Update Terbaru ALG

Kamis, 13 Juni 2019

Sepasang Sayap Sakinah


Oleh : Al Ghumaydha'

Subuh bertabuh merdu dan syahdu. Anak-anak burung berkicau menggeliat di sarangnya. Sepasang  mata mengerjap, terkesiap menemukan seraut wajah di sisi. Lekas tersadar dan menertawakan diri sendiri. Hampir lupa bahwa kini semua telah berbeda.

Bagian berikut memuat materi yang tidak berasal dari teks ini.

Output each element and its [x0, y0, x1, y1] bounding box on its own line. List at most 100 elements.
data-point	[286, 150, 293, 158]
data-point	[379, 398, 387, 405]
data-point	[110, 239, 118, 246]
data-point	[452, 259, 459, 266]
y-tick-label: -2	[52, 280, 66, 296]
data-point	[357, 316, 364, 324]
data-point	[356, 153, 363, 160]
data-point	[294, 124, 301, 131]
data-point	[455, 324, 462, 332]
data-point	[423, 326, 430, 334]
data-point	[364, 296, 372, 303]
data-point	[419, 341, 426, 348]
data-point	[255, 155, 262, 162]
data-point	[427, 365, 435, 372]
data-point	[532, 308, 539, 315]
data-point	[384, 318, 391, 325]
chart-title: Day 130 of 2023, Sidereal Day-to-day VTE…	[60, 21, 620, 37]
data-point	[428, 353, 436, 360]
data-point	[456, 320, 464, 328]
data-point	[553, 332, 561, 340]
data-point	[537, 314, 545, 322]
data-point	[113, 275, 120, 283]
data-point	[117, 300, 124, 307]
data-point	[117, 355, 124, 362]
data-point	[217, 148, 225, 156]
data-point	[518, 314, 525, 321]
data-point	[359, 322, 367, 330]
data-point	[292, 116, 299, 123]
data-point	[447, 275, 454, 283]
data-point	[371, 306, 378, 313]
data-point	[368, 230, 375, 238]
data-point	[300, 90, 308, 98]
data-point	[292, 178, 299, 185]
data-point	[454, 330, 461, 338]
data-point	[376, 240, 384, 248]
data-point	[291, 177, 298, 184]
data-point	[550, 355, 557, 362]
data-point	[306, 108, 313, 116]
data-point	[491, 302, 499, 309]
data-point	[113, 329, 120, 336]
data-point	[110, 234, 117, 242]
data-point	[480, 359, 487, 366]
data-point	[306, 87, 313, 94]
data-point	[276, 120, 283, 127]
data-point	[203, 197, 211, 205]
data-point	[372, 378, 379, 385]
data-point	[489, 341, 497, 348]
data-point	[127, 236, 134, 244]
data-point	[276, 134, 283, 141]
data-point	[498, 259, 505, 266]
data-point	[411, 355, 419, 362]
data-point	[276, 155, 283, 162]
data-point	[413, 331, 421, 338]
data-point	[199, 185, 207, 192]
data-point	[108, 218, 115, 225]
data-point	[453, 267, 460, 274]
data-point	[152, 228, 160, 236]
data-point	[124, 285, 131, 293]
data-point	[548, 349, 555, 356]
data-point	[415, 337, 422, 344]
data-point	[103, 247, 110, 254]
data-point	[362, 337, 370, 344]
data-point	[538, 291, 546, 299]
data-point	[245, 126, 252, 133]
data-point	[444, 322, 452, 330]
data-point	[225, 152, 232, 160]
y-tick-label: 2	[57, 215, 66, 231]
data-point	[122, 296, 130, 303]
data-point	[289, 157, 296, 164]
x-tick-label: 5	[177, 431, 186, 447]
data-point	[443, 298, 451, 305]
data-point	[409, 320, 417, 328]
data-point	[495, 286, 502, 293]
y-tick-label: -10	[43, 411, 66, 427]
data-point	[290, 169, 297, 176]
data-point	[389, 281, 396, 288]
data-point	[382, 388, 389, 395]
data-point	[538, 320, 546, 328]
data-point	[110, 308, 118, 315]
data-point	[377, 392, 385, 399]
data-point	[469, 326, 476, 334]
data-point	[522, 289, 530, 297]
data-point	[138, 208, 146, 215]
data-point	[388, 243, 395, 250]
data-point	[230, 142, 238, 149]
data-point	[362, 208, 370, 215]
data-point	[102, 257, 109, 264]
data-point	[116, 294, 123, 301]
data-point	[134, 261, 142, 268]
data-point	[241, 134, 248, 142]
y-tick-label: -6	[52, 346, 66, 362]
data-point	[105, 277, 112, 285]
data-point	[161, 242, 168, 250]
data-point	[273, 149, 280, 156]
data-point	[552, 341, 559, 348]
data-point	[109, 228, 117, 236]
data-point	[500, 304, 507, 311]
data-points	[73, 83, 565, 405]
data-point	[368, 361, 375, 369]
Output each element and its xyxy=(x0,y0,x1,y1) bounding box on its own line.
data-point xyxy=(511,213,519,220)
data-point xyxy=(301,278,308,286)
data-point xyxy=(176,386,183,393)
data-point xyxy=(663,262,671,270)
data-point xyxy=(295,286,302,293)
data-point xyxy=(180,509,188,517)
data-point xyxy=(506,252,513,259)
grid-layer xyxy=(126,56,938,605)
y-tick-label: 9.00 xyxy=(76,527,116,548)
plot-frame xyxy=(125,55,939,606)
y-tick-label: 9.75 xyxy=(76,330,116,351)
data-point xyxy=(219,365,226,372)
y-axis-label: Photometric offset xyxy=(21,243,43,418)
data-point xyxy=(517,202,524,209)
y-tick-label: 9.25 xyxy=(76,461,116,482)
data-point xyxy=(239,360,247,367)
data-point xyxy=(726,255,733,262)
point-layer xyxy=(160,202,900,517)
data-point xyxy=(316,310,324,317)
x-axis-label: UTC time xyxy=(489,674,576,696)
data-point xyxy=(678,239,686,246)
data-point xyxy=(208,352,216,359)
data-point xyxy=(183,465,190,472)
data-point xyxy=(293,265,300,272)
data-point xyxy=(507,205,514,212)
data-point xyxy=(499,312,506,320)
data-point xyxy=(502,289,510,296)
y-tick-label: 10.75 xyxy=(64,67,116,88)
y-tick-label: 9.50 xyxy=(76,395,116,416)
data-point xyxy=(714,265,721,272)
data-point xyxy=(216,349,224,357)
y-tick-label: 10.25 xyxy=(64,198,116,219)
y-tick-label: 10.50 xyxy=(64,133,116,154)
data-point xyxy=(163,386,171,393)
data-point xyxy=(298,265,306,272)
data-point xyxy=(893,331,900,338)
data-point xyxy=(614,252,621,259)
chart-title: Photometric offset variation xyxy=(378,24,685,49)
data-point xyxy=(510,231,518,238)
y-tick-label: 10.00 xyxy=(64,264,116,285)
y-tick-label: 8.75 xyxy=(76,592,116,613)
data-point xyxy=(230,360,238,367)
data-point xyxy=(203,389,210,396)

Sejak hari itu, semesta menjadi saksi. Senyummu adalah keindahan yang bisa kupandang kapan saja. Teduh wajah lelapmu begitu menghangatkan jiwa. Terulur tangan menyentuh pipimu yang dingin. Mataku enggan berpaling meski sebentar saja. Berharap waktu bisa berhenti seperti ini untuk selamanya.

Setelah akad itu kau ikrarkan, suaramu menjadi apa yang tak henti aku rindukan. Walau begitu dekat kaubisikkan puisi cinta setiap malam. Sampai aku terlelap dalam dekap lenganmu. Lalu sepasang mata kita bertemu kembali di sepertiga malam. Menasbihkan syukur atas anugerah indah yang Tuhan titipkan.

Sabarmu meredakan amarahku. Manjamu mendewasakan pribadiku. Kita menjadi satu paket lengkap. Bukan memprotes kekurangan, namun saling menyempurnakan. Kamu adalah syukur tak berbilang yang selalu aku panjatkan. Menjadi doa yang tak henti aku rapalkan.

Di setapak jalan panjang pada suatu sore jemari kita bertemu. Saling bergandengan dan kaki melangkah seirama. Aku bercerita tentang beberapa kenangan di masa kecil. Sesekali kamu tertawa membayangkan. Lalu memeluk gemas dan mendaratkan ciuman singkat.

Selepas janji sakral itu, seutuhnya dirimu menjadi separuh aku. Berdua, kita kepakkan sayap sakinah dalam bingkai suka duka. Jangan lelah membersamai dalam perjalanan ini. Sungguh, aku tanpamu adalah kalimat yang hilang kata.